CSI Bishop to face criminal action

Somervell medical college officials accused of collecting huge sums from candidates

Updated - August 23, 2019 09:41 am IST

Published - August 22, 2019 08:45 pm IST - THIRUVANANTHAPURAM

A. Djarmaraj Rasalam

A. Djarmaraj Rasalam

The Admission Supervisory Committee for Medical Education has recommended initiating criminal proceedings against Bishop A. Dharmaraj Rasalam of the South Kerala diocese of the Church of South India (CSI) and other officials of the Dr. Somervell Memorial CSI Medical College, Karakonam, including former director Bennet Abraham, for allegedly collecting huge sums from medical aspirants after promising admission.

The R. Rajendrababu-headed panel recommended that the government adopt steps against the college to ensure that the money collected from the candidates was refunded. The committee issued the orders after considering the complaints of 24 aspirants, mostly those from Tamil Nadu. They pointed out that the college office-bearers had virtually admitted to have collected money from the parents of the aspirants, but failed to fulfil the promise of admission.

They collected money despite being aware of the fact that non-Keralite students were ineligible for admission to MBBS, BDS and MD courses in the State.

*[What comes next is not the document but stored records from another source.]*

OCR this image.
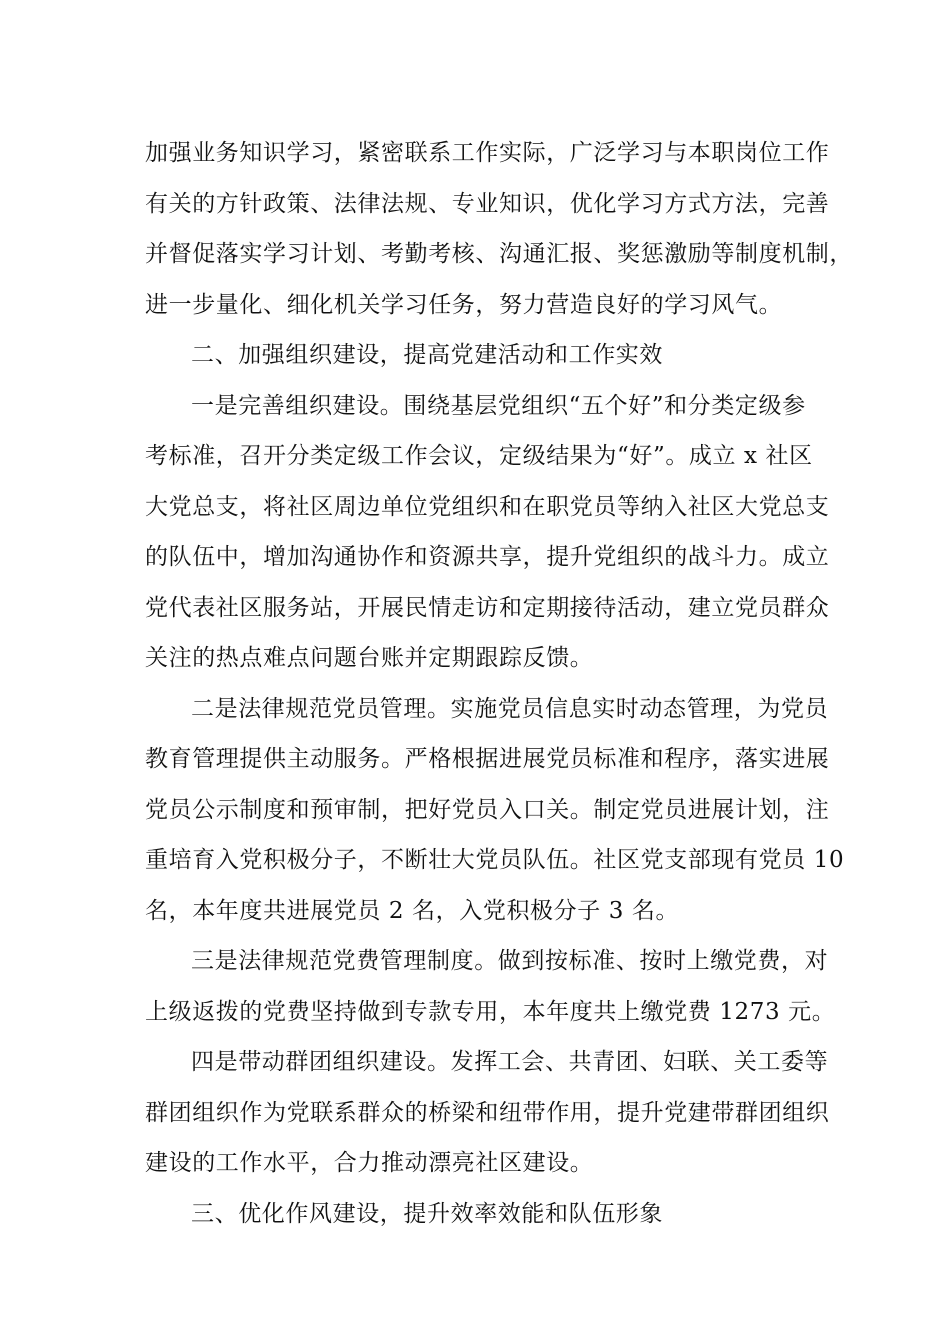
加强业务知识学习，紧密联系工作实际，广泛学习与本职岗位工作
有关的方针政策、法律法规、专业知识，优化学习方式方法，完善
并督促落实学习计划、考勤考核、沟通汇报、奖惩激励等制度机制，
进一步量化、细化机关学习任务，努力营造良好的学习风气。
二、加强组织建设，提高党建活动和工作实效
一是完善组织建设。围绕基层党组织“五个好”和分类定级参
考标准，召开分类定级工作会议，定级结果为“好”。成立 x 社区
大党总支，将社区周边单位党组织和在职党员等纳入社区大党总支
的队伍中，增加沟通协作和资源共享，提升党组织的战斗力。成立
党代表社区服务站，开展民情走访和定期接待活动，建立党员群众
关注的热点难点问题台账并定期跟踪反馈。
二是法律规范党员管理。实施党员信息实时动态管理，为党员
教育管理提供主动服务。严格根据进展党员标准和程序，落实进展
党员公示制度和预审制，把好党员入口关。制定党员进展计划，注
重培育入党积极分子，不断壮大党员队伍。社区党支部现有党员 10
名，本年度共进展党员 2 名，入党积极分子 3 名。
三是法律规范党费管理制度。做到按标准、按时上缴党费，对
上级返拨的党费坚持做到专款专用，本年度共上缴党费 1273 元。
四是带动群团组织建设。发挥工会、共青团、妇联、关工委等
群团组织作为党联系群众的桥梁和纽带作用，提升党建带群团组织
建设的工作水平，合力推动漂亮社区建设。
三、优化作风建设，提升效率效能和队伍形象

Huge sums, some even as high as ₹60 lakh, were alleged to have been collected, the panel found.

Wilful cheating

Evidences also indicated that Dr. Abraham was controlling the admission process and most of the complainants had paid the money after meeting him. “All the office-bearers and Dr. Abraham were fully aware of the situation and it was wilful cheating.”

The committee said the college maintained a parallel register wherein the details of collected amounts were entered. While an initial statement submitted by those responsible did not disclose who handled the particular account, it was purportedly found at a later stage that the money was received and maintained by P. Thankaraj, administrative officer.

The panel highlighted the need for steps to put an end to the unhealthy practice of collecting advances from students after promising admission.